There’s this tab labeled “unisono spread.” This tab handles the specifics of the unison settings. Pitch Cutoff handles how the voices are detuned against one another. Wavetable Position varies the wavetable position of each oscillator, and then finally, the Pan Position spreads the voices out.
We can adjust the range of the first two faders. For pitch, let’s set it to about .10. We want it low enough that it’s not an overwhelming effect, but still helps the patch sound more natural. You can adjust this to taste.
Then, play around with the pan fader to achieve the spread of voices you like!
Now, let’s check out the filter. Definitely a dark sound here, so let’s use a low-pass. A two-pole should do the trick, but feel free to branch out and try out some of the other options. We can also add a bit of resonance to give the sound a little more growl, and some keyboard tracking so that the filter opens up more with higher-pitched notes.
In terms of modulation, there’s quite a bit happening. For the main amp envelope, the sound attacks, has no decay, fully sustains, and has a very short release.
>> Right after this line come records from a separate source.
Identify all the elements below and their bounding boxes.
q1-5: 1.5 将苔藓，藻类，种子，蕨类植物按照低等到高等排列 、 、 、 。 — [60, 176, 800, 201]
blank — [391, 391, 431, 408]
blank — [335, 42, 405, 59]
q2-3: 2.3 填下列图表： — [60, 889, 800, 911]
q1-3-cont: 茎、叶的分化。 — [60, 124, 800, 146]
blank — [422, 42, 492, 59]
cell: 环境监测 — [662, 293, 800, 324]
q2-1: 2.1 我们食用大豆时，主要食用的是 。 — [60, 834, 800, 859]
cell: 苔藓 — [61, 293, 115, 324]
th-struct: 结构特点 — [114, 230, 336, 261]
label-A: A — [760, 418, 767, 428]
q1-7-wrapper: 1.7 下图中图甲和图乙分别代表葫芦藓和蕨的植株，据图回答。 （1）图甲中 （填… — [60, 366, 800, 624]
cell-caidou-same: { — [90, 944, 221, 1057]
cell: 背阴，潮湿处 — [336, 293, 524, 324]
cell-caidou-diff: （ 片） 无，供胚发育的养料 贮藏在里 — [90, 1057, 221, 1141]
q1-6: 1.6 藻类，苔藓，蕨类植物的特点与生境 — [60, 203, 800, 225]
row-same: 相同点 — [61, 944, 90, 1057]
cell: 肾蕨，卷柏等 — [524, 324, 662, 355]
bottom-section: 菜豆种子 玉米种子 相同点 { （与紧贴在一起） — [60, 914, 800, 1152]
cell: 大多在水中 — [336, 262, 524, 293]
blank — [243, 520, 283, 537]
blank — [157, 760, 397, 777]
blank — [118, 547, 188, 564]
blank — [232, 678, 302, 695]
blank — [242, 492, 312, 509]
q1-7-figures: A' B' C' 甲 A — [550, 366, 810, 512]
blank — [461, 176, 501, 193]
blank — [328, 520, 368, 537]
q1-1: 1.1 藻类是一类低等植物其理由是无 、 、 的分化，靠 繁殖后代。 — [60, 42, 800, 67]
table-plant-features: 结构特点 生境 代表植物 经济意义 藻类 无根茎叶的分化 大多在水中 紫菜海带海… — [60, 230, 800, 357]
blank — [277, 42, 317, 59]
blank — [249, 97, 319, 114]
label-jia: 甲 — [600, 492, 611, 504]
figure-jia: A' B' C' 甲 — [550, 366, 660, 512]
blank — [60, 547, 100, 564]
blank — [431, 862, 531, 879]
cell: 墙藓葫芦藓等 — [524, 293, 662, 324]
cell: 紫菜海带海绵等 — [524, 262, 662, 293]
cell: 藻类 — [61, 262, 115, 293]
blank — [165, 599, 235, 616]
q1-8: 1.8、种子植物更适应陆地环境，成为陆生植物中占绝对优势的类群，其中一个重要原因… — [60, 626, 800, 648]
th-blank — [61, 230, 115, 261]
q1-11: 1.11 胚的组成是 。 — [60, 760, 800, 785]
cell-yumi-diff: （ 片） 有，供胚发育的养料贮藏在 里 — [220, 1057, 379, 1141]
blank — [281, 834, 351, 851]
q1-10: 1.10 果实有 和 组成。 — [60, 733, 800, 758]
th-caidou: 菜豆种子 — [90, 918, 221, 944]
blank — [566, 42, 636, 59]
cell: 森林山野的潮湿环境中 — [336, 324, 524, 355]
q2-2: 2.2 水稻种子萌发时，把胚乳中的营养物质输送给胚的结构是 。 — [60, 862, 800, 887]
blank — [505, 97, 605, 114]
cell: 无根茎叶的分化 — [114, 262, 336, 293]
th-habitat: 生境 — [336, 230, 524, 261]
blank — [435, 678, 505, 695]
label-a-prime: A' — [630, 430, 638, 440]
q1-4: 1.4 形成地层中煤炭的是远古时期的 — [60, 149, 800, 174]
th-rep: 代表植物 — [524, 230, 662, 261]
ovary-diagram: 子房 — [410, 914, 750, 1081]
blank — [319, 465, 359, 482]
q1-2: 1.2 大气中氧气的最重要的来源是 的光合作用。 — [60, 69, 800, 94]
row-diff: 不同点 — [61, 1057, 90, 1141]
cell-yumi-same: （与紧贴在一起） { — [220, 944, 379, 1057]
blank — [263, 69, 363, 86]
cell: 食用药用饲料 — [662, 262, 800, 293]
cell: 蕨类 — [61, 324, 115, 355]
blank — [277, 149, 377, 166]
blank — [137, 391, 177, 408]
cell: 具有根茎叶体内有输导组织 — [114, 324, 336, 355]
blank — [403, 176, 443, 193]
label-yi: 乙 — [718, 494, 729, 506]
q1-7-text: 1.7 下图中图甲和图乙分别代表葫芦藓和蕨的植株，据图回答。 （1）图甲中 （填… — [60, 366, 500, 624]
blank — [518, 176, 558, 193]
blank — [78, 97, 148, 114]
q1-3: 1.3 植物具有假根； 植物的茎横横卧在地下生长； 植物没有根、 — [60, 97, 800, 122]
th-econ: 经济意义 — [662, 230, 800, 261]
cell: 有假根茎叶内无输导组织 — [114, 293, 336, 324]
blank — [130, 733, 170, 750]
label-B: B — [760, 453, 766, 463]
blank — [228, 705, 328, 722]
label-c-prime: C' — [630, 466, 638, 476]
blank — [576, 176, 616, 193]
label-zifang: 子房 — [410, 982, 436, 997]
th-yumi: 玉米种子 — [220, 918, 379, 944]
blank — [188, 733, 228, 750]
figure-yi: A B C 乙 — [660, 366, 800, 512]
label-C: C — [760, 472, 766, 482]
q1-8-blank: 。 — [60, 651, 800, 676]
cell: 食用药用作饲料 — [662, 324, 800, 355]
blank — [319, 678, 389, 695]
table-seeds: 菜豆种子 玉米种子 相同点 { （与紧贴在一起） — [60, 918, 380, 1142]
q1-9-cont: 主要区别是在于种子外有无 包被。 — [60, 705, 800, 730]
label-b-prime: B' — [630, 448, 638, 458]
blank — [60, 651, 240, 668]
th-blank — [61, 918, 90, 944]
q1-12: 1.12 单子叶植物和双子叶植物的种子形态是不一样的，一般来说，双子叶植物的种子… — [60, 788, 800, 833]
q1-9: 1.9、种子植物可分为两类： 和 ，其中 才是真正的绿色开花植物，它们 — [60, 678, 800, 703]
On the other hand, the filter has a more intricate contour — quick attack, pretty quick decay, then no sustain, and low release.
We can use this same envelope to add some pitch modulation to our oscillators. This shape is great for creating a quick sweep that will give the patch some nice impact when it rearticulates. This is a great trick for building kicks and 808s.
To add a little more interest to the wobble, let’s use LFOs 5 and 6 to modulate the amps of oscillators 2 and 3. This way, the beating is a little more inconsistent.
If we give them each a different rate, the effect will be even more inconsistent. What’s more, we can add key tracking to the rate of these LFOs to make the rate adjust dependent on the key that’s depressed.
Next, let’s use two more LFOs (7 and 8, in this case) to modulate the pulse width mod and wavetable position. This will give the patch even more of that seething Reese vibe.
From here, it’s a matter of getting some distortion and chorus on this puppy. We can do some of this onboard, via the inserts and effects area of the synth. Here, we added the onboard chorus effect in addition to our distortion.
We doubled down on the grittiness, this time on our channel strip in Logic Pro, with an added distortion via Driver, from Native Instruments.
These patches are so useful for a variety of genres. Familiarizing yourself with the basics will definitely come in handy.